The Sun fired the biggest solar flare in six years at Earth yesterday, causing a radio blackout – and there could be another in hours.
Just after 5pm yesterday an X-class flare, the most powerful type, erupted from the Sun’s surface. A blast of electromagnetic radiation hit our atmosphere about eight minutes later, leading to communications blackouts over North and South America.
However, following in the flare’s footsteps is a second solar phenomenon known as a coronal mass ejection (CEM).
CEMs are huge clouds of solar plasma blasted out into space at millions of miles an hour. When directed towards Earth, they generally take two or three days to hit, but this one is expected any time now.
‘The US Air Force is reporting a Type II solar radio burst, which typically comes from the leading edge of a CME,’ reported the website SpaceWeather. ‘Based on the drift rate of the radio burst, the emerging CME’s velocity could exceed 4.7 million mph.’
The Earth is around 93 million miles from the Sun, meaning the CME will take around 20 hours to make the journey.
Like solar flares, CMEs can lead to communications blackouts as the charged plasma messes with the same level of the atmosphere used for bouncing signals off by communications systems.

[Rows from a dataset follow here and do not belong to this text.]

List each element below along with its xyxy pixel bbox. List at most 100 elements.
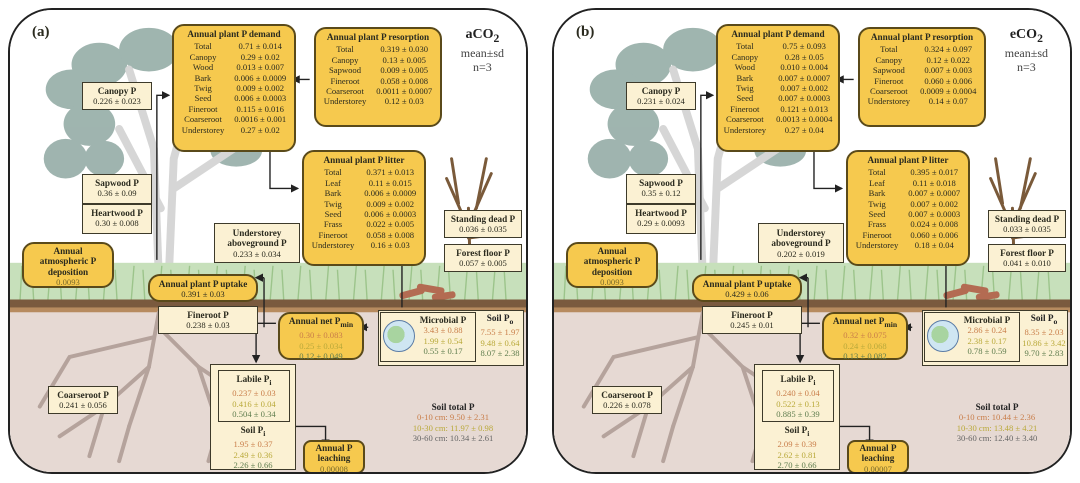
annual-plant-p-uptake-box: Annual plant P uptake 0.391 ± 0.03 [148, 274, 258, 302]
value-10-30cm: 2.38 ± 0.17 [967, 335, 1007, 346]
box-title: Soil total P [431, 402, 475, 412]
box-title: Annual plant P demand [187, 29, 281, 39]
box-title: atmospheric P [39, 256, 97, 267]
row-value: 0.121 ± 0.013 [780, 103, 829, 114]
value-30-60cm: 2.26 ± 0.66 [233, 460, 273, 471]
box-title: Microbial P [963, 315, 1011, 325]
box-value: 0.036 ± 0.035 [459, 224, 507, 235]
row-value: 0.007 ± 0.0003 [778, 93, 831, 104]
labile-pi-box: Labile Pi 0.240 ± 0.04 0.522 ± 0.13 0.88… [762, 370, 834, 422]
box-value: 0.429 ± 0.06 [725, 289, 769, 300]
box-value: 0.231 ± 0.024 [637, 96, 685, 107]
row-label: Canopy [331, 54, 359, 65]
coarseroot-p-box: Coarseroot P 0.226 ± 0.078 [592, 386, 662, 414]
row-label: Fineroot [318, 229, 348, 240]
row-value: 0.013 ± 0.007 [236, 62, 285, 73]
row-label: Understorey [311, 240, 355, 251]
row-value: 0.022 ± 0.005 [366, 219, 415, 230]
value-0-10cm: 2.09 ± 0.39 [777, 439, 817, 450]
box-title: Canopy P [97, 86, 137, 96]
value-30-60cm: 30-60 cm: 10.34 ± 2.61 [412, 433, 494, 444]
row-label: Understorey [323, 96, 367, 107]
row-label: Total [194, 41, 212, 52]
value-0-10cm: 1.95 ± 0.37 [233, 439, 273, 450]
row-value: 0.006 ± 0.0009 [364, 188, 417, 199]
value-10-30cm: 0.522 ± 0.13 [776, 398, 820, 409]
row-label: Bark [194, 72, 212, 83]
heartwood-p-box: Heartwood P 0.30 ± 0.008 [82, 204, 152, 234]
row-label: Total [736, 41, 754, 52]
value-0-10cm: 0.240 ± 0.04 [776, 388, 820, 399]
row-value: 0.115 ± 0.016 [236, 103, 284, 114]
box-value: 0.245 ± 0.01 [730, 320, 774, 331]
understorey-aboveground-p-box: Understorey aboveground P 0.233 ± 0.034 [214, 223, 300, 263]
box-value: 0.00008 [320, 463, 348, 474]
row-value: 0.006 ± 0.0003 [364, 209, 417, 220]
stat-label: mean±sd [460, 45, 504, 60]
row-label: Seed [736, 93, 754, 104]
row-value: 0.058 ± 0.008 [366, 229, 415, 240]
annual-net-pmin-box: Annual net Pmin 0.30 ± 0.083 0.25 ± 0.03… [278, 312, 364, 362]
treatment-legend: eCO2 mean±sd n=3 [1005, 28, 1048, 74]
box-title: Labile Pi [780, 374, 816, 387]
value-10-30cm: 9.48 ± 0.64 [480, 337, 520, 348]
box-title: Fineroot P [731, 310, 773, 320]
value-30-60cm: 0.12 ± 0.049 [299, 351, 343, 362]
value-10-30cm: 10-30 cm: 11.97 ± 0.98 [412, 422, 494, 433]
row-value: 0.058 ± 0.008 [380, 75, 429, 86]
row-label: Understorey [723, 124, 767, 135]
row-label: Twig [736, 83, 754, 94]
row-label: Sapwood [872, 65, 905, 76]
forest-floor-p-box: Forest floor P 0.057 ± 0.005 [444, 244, 522, 272]
row-value: 0.16 ± 0.03 [370, 240, 410, 251]
row-label: Coarseroot [326, 86, 364, 97]
panel-label: (b) [576, 24, 595, 40]
standing-dead-p-box: Standing dead P 0.036 ± 0.035 [444, 210, 522, 238]
box-title: Fineroot P [187, 310, 229, 320]
box-value: 0.0093 [56, 277, 80, 288]
row-label: Seed [194, 93, 212, 104]
soil-po-box: Soil Po 7.55 ± 1.97 9.48 ± 0.64 8.07 ± 2… [476, 313, 524, 358]
row-value: 0.27 ± 0.02 [240, 124, 280, 135]
row-value: 0.060 ± 0.006 [910, 229, 959, 240]
heartwood-p-box: Heartwood P 0.29 ± 0.0093 [626, 204, 696, 234]
row-value: 0.006 ± 0.0009 [234, 72, 287, 83]
row-value: 0.007 ± 0.002 [780, 83, 829, 94]
fineroot-p-box: Fineroot P 0.238 ± 0.03 [158, 306, 258, 334]
box-title: Annual P [859, 443, 897, 453]
box-title: Annual plant P resorption [870, 32, 974, 42]
row-value: 0.060 ± 0.006 [924, 75, 973, 86]
box-title: Sapwood P [639, 178, 683, 188]
microbial-p-box: Microbial P 3.43 ± 0.88 1.99 ± 0.54 0.55… [380, 312, 476, 362]
row-value: 0.0013 ± 0.0004 [776, 114, 833, 125]
box-title: Understorey [776, 228, 826, 238]
box-title: Annual plant P uptake [158, 279, 248, 289]
row-label: Fineroot [730, 103, 760, 114]
box-title: Heartwood P [635, 208, 687, 218]
row-label: Frass [323, 219, 343, 230]
annual-p-leaching-box: Annual P leaching 0.00007 [847, 440, 909, 472]
row-label: Understorey [855, 240, 899, 251]
box-title: Annual plant P uptake [702, 279, 792, 289]
box-title: Forest floor P [1000, 248, 1054, 258]
box-title: Sapwood P [95, 178, 139, 188]
row-label: Seed [868, 209, 886, 220]
value-10-30cm: 1.99 ± 0.54 [423, 335, 463, 346]
row-value: 0.319 ± 0.030 [380, 44, 429, 55]
box-title: Canopy P [641, 86, 681, 96]
standing-dead-p-box: Standing dead P 0.033 ± 0.035 [988, 210, 1066, 238]
box-title: Annual net Pmin [832, 316, 898, 329]
row-label: Coarseroot [869, 86, 908, 97]
box-value: 0.226 ± 0.023 [93, 96, 141, 107]
value-30-60cm: 0.885 ± 0.39 [776, 409, 820, 420]
box-title: deposition [591, 266, 633, 277]
box-value: 0.238 ± 0.03 [186, 320, 230, 331]
row-value: 0.009 ± 0.002 [366, 198, 415, 209]
row-value: 0.007 ± 0.002 [910, 198, 959, 209]
row-label: Canopy [875, 54, 903, 65]
row-label: Total [868, 167, 886, 178]
microbial-p-box: Microbial P 2.86 ± 0.24 2.38 ± 0.17 0.78… [924, 312, 1020, 362]
box-title: Standing dead P [994, 214, 1060, 224]
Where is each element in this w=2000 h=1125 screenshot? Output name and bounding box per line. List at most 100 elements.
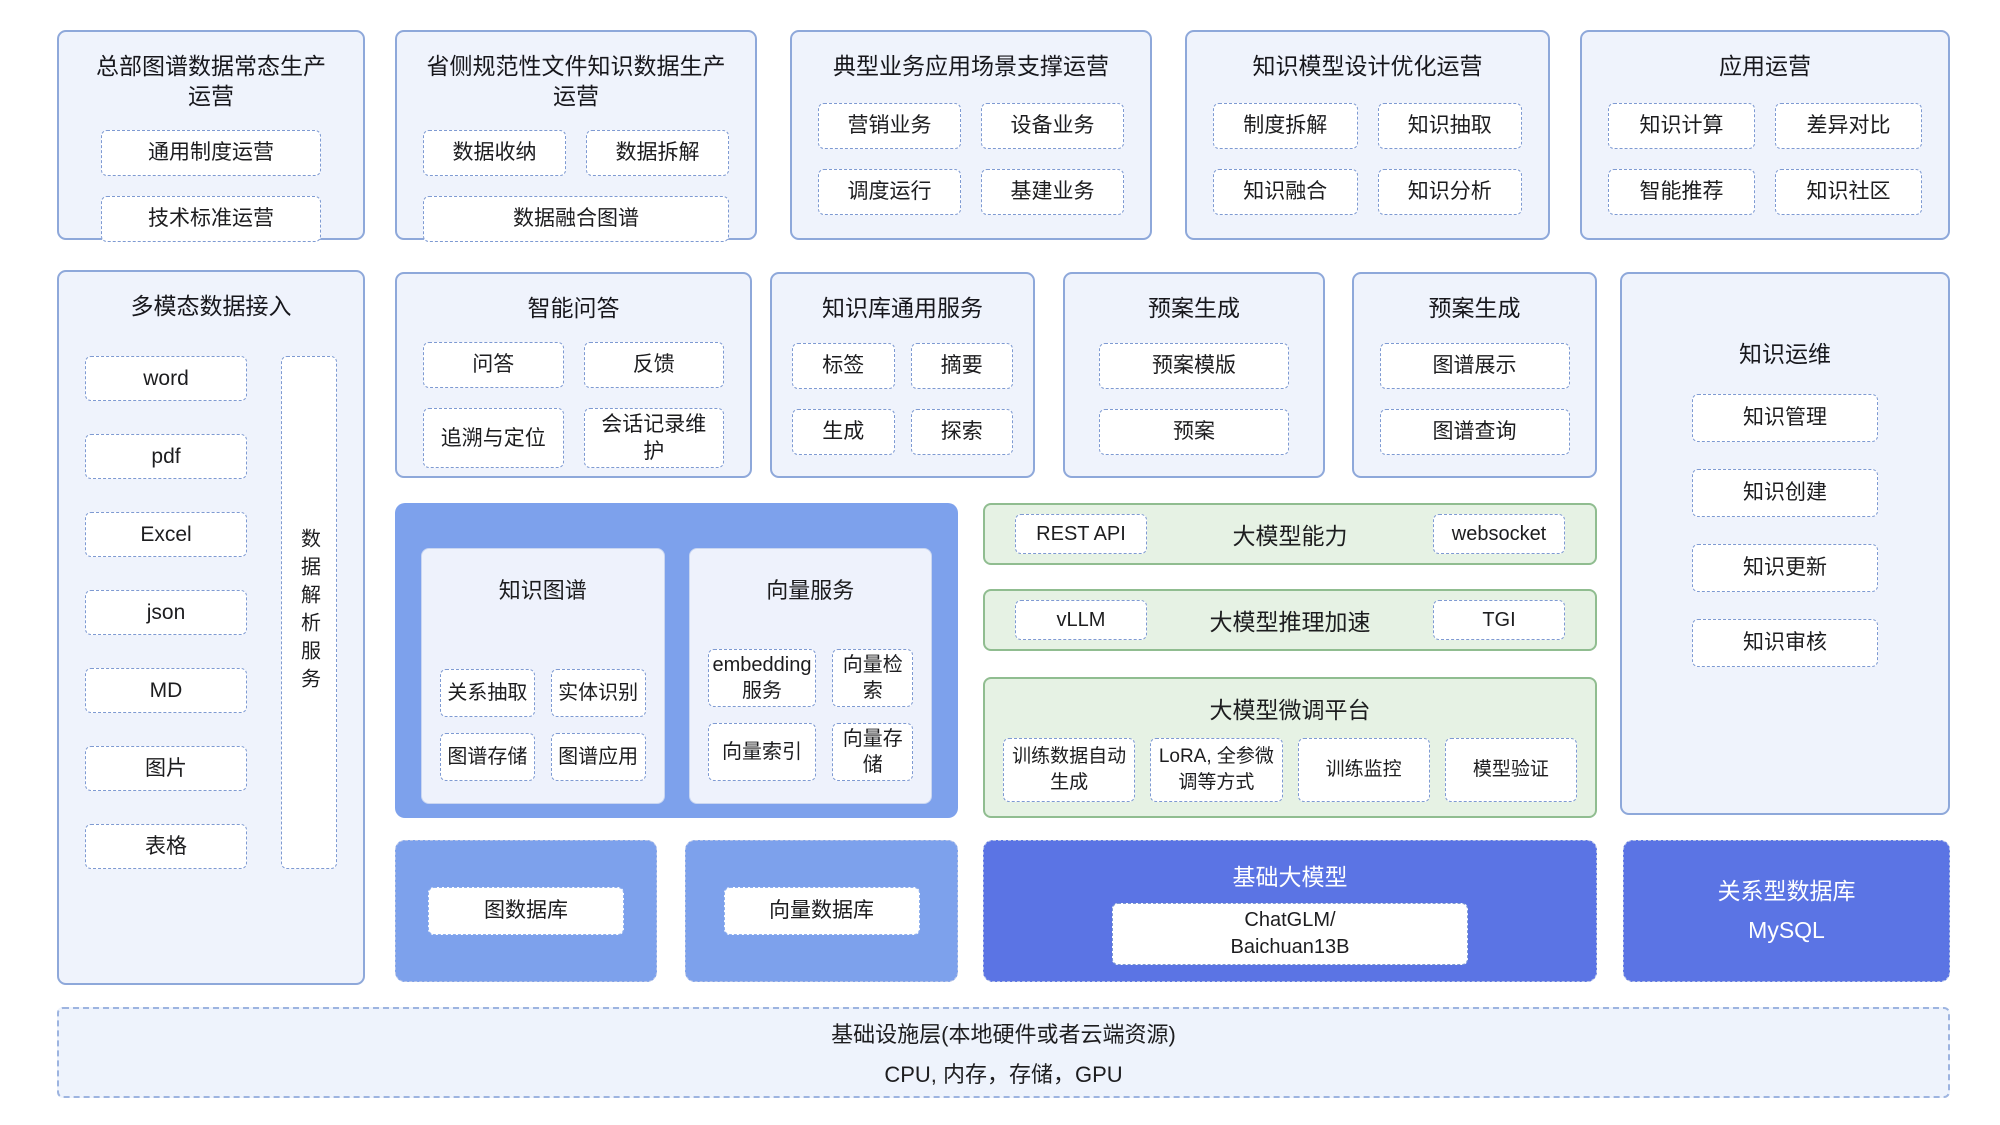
diagram-node: 知识社区	[1775, 168, 1922, 215]
diagram-node: 预案	[1099, 408, 1289, 455]
bar-title: 大模型能力	[1232, 523, 1348, 549]
diagram-node: 通用制度运营	[101, 129, 321, 176]
diagram-node: 生成	[792, 408, 895, 455]
relational-db-name: MySQL	[1748, 917, 1825, 943]
model-name-line1: ChatGLM/	[1244, 909, 1336, 931]
diagram-node: 向量存储	[832, 723, 913, 781]
diagram-node: 会话记录维护	[583, 407, 724, 469]
diagram-node: 向量检索	[832, 649, 913, 707]
node-row: 知识计算 差异对比	[1608, 102, 1922, 149]
diagram-node: 知识审核	[1692, 618, 1878, 667]
node-vector-db: 向量数据库	[723, 887, 920, 935]
bar-title: 大模型推理加速	[1209, 609, 1371, 635]
bar-llm-inference-acceleration: vLLM 大模型推理加速 TGI	[983, 589, 1597, 651]
container-base-model: 基础大模型 ChatGLM/ Baichuan13B	[983, 840, 1597, 982]
diagram-node: 图谱存储	[440, 733, 535, 781]
diagram-node: 基建业务	[981, 168, 1124, 215]
panel-body: 通用制度运营 技术标准运营	[85, 129, 337, 242]
diagram-node: 探索	[910, 408, 1013, 455]
diagram-node: 知识抽取	[1377, 102, 1522, 149]
diagram-node: 反馈	[583, 341, 724, 388]
diagram-node: 数据拆解	[586, 129, 729, 176]
diagram-node: websocket	[1433, 514, 1565, 554]
panel-body: 知识计算 差异对比 智能推荐 知识社区	[1608, 100, 1922, 218]
container-relational-db: 关系型数据库 MySQL	[1623, 840, 1950, 982]
panel-provincial-doc-production: 省侧规范性文件知识数据生产运营 数据收纳 数据拆解 数据融合图谱	[395, 30, 757, 242]
node-row: 智能推荐 知识社区	[1608, 168, 1922, 215]
panel-body: 数据收纳 数据拆解 数据融合图谱	[423, 129, 729, 242]
diagram-node: word	[85, 355, 247, 401]
panel-body: 预案模版 预案	[1091, 342, 1297, 456]
node-base-model: ChatGLM/ Baichuan13B	[1112, 903, 1468, 965]
panel-title: 智能问答	[527, 295, 620, 321]
node-row: 追溯与定位 会话记录维护	[423, 407, 724, 469]
diagram-node: TGI	[1433, 600, 1565, 640]
diagram-node: embedding 服务	[707, 649, 817, 707]
panel-body: 标签 摘要 生成 探索	[792, 342, 1013, 456]
panel-title: 基础大模型	[1232, 864, 1348, 890]
relational-db-label: 关系型数据库	[1717, 877, 1856, 904]
diagram-node: 知识融合	[1213, 168, 1358, 215]
infrastructure-title: 基础设施层(本地硬件或者云端资源)	[831, 1021, 1176, 1047]
format-list: word pdf Excel json MD 图片 表格	[85, 355, 247, 869]
panel-plan-generation-a: 预案生成 预案模版 预案	[1063, 272, 1325, 478]
diagram-node: vLLM	[1015, 600, 1147, 640]
diagram-node: json	[85, 589, 247, 635]
panel-title: 知识库通用服务	[822, 295, 983, 321]
node-row: 标签 摘要	[792, 342, 1013, 389]
diagram-node: 模型验证	[1444, 738, 1577, 802]
panel-title: 应用运营	[1719, 53, 1811, 79]
panel-title: 预案生成	[1428, 295, 1521, 321]
bar-body: REST API 大模型能力 websocket	[985, 505, 1595, 563]
node-row: 调度运行 基建业务	[818, 168, 1124, 215]
diagram-node: 图谱展示	[1379, 342, 1570, 389]
panel-kb-common-services: 知识库通用服务 标签 摘要 生成 探索	[770, 272, 1035, 478]
diagram-node: LoRA, 全参微调等方式	[1150, 738, 1283, 802]
panel-body: 营销业务 设备业务 调度运行 基建业务	[818, 100, 1124, 218]
diagram-node: 知识更新	[1692, 543, 1878, 592]
panel-body: word pdf Excel json MD 图片 表格 数据解析服务	[85, 355, 337, 869]
diagram-node: 追溯与定位	[423, 407, 564, 469]
panel-app-operation: 应用运营 知识计算 差异对比 智能推荐 知识社区	[1580, 30, 1950, 240]
diagram-node: 问答	[423, 341, 564, 388]
node-row: 数据收纳 数据拆解	[423, 129, 729, 176]
diagram-node: 实体识别	[550, 669, 646, 717]
diagram-node: REST API	[1015, 514, 1147, 554]
container-kg-vector: 知识图谱 关系抽取 实体识别 图谱存储 图谱应用 向量服务 embedding …	[395, 503, 958, 818]
node-row: 问答 反馈	[423, 341, 724, 388]
diagram-node: 摘要	[910, 342, 1013, 389]
node-row: 训练数据自动生成 LoRA, 全参微调等方式 训练监控 模型验证	[1003, 738, 1577, 802]
diagram-node: 图谱应用	[550, 733, 646, 781]
panel-title: 向量服务	[766, 578, 855, 603]
subpanel-knowledge-graph: 知识图谱 关系抽取 实体识别 图谱存储 图谱应用	[421, 548, 665, 804]
panel-title: 知识图谱	[498, 578, 587, 603]
diagram-node: 智能推荐	[1608, 168, 1755, 215]
panel-knowledge-ops: 知识运维 知识管理 知识创建 知识更新 知识审核	[1620, 272, 1950, 815]
diagram-node: 预案模版	[1099, 342, 1289, 389]
diagram-node: 知识分析	[1377, 168, 1522, 215]
infrastructure-resources: CPU, 内存，存储，GPU	[884, 1061, 1123, 1087]
panel-title: 多模态数据接入	[130, 293, 292, 319]
node-row: 营销业务 设备业务	[818, 102, 1124, 149]
panel-title: 大模型微调平台	[1209, 697, 1371, 723]
diagram-node: 知识管理	[1692, 393, 1878, 442]
panel-hq-graph-production: 总部图谱数据常态生产运营 通用制度运营 技术标准运营	[57, 30, 365, 242]
diagram-node: 技术标准运营	[101, 195, 321, 242]
diagram-node: 训练数据自动生成	[1003, 738, 1136, 802]
strip-infrastructure: 基础设施层(本地硬件或者云端资源) CPU, 内存，存储，GPU	[57, 1007, 1950, 1098]
diagram-node: 制度拆解	[1213, 102, 1358, 149]
panel-multimodal-ingest: 多模态数据接入 word pdf Excel json MD 图片 表格 数据解…	[57, 270, 365, 985]
diagram-node: 调度运行	[818, 168, 961, 215]
subpanel-vector-service: 向量服务 embedding 服务 向量检索 向量索引 向量存储	[688, 548, 932, 804]
diagram-node: 差异对比	[1775, 102, 1922, 149]
panel-title: 预案生成	[1148, 295, 1240, 321]
panel-title: 知识模型设计优化运营	[1252, 53, 1483, 79]
panel-llm-finetune-platform: 大模型微调平台 训练数据自动生成 LoRA, 全参微调等方式 训练监控 模型验证	[983, 677, 1597, 818]
panel-title: 知识运维	[1739, 341, 1831, 367]
node-row: 制度拆解 知识抽取	[1213, 102, 1522, 149]
diagram-node: pdf	[85, 433, 247, 479]
node-row: 知识融合 知识分析	[1213, 168, 1522, 215]
panel-body: 问答 反馈 追溯与定位 会话记录维护	[423, 341, 724, 469]
node-graph-db: 图数据库	[428, 887, 624, 935]
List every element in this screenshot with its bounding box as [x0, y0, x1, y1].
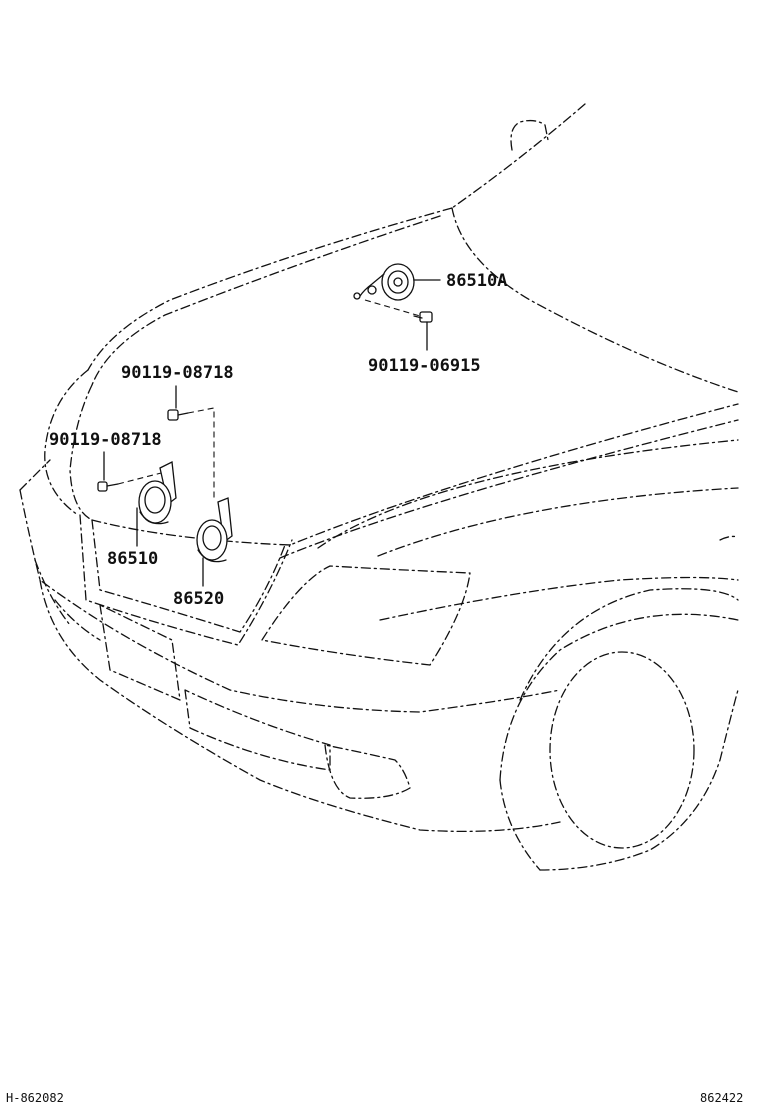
- footer-right-code: 862422: [700, 1091, 743, 1105]
- label-90119-08718-top: 90119-08718: [121, 363, 234, 383]
- bolt-lower-left: [97, 471, 166, 492]
- horn-86510-part: [138, 461, 177, 525]
- label-90119-08718-bottom: 90119-08718: [49, 430, 162, 450]
- vehicle-outline: [19, 103, 739, 871]
- label-86520: 86520: [173, 589, 224, 609]
- label-90119-06915: 90119-06915: [368, 356, 481, 376]
- horn-86510a-part: [353, 263, 415, 301]
- label-86510: 86510: [107, 549, 158, 569]
- label-86510a: 86510A: [446, 271, 507, 291]
- bolt-90119-06915: [364, 299, 433, 323]
- horn-86520-part: [196, 497, 233, 563]
- bolt-upper-left: [167, 407, 215, 500]
- footer-left-code: H-862082: [6, 1091, 64, 1105]
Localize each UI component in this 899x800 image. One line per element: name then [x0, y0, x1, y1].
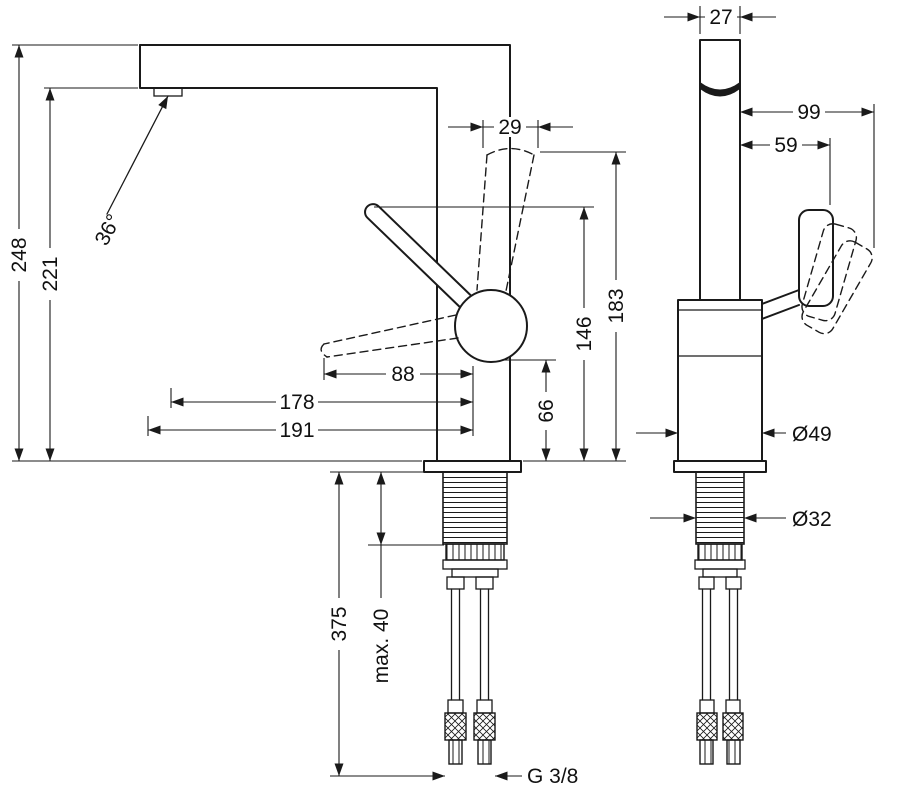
adapter-front: [702, 568, 738, 578]
svg-text:29: 29: [498, 116, 521, 139]
adapter: [451, 568, 499, 578]
dim-183: 183: [523, 151, 628, 462]
column-outline: [699, 39, 741, 301]
svg-text:183: 183: [605, 288, 628, 323]
spout-opening-band: [700, 82, 740, 97]
dim-thread-g38: G 3/8: [330, 765, 578, 788]
handle-dashed-pos1: [801, 223, 858, 322]
angle-leader-line: [106, 95, 169, 215]
dim-178: 178: [170, 388, 473, 414]
dim-88: 88: [323, 358, 474, 436]
dim-label-36: 36°: [91, 211, 126, 250]
dim-max40: max. 40: [368, 472, 444, 683]
threaded-shank-front: [695, 471, 745, 545]
base-flange-front: [673, 460, 767, 473]
side-view: 36°: [7, 44, 628, 788]
supply-hoses: [444, 576, 496, 765]
dim-66: 66: [502, 359, 558, 461]
svg-text:191: 191: [279, 419, 314, 442]
handle-down-dashed: [320, 314, 459, 358]
base-flange: [423, 460, 522, 473]
dim-146: 146: [374, 206, 596, 461]
svg-text:max. 40: max. 40: [370, 609, 393, 684]
angle-36-label: 36°: [91, 211, 126, 250]
dim-221: 221: [38, 87, 138, 461]
supply-hoses-front: [696, 576, 744, 765]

But on the bright side, they can also give aurora a boost, meaning the Northern Lights could put on a particularly spectacular show tonight.
CEMs cause aurora by supercharging particles in the magnetosphere when they hit. This sends them rushing up and down the planet’s magnetic field lines between the poles.
Here they collide with oxygen and nitrogen in the upper atmosphere, exciting the atoms that then release visible light of different colours, including green, purple and pink – and recently, very rare orange aurora.
However, they could be less rare over the coming months as the Sun is particularly active right now. This is because it is reaching the most active part of its 11-year cycle, known as the solar maximum.
More sunspots – which often set off solar flares and CEMs – are visible on the surface, and more powerful eruptions have been spotted.
There have already been at least two major communications blackouts this year, and last month a huge ‘sunspot archipelago’ appeared on the Sun’s surface.
A number of ‘cannibal’ CMEs have also been spotted, where one CME is ‘eaten’ by a bigger, fast-moving CME.
But in a more surprising find, last week a ‘coronal hole’ appeared. Despite its name – and looks – it isn’t actually a hole in the Sun’s surface, but the magnetic field, and is more common during the solar minimum.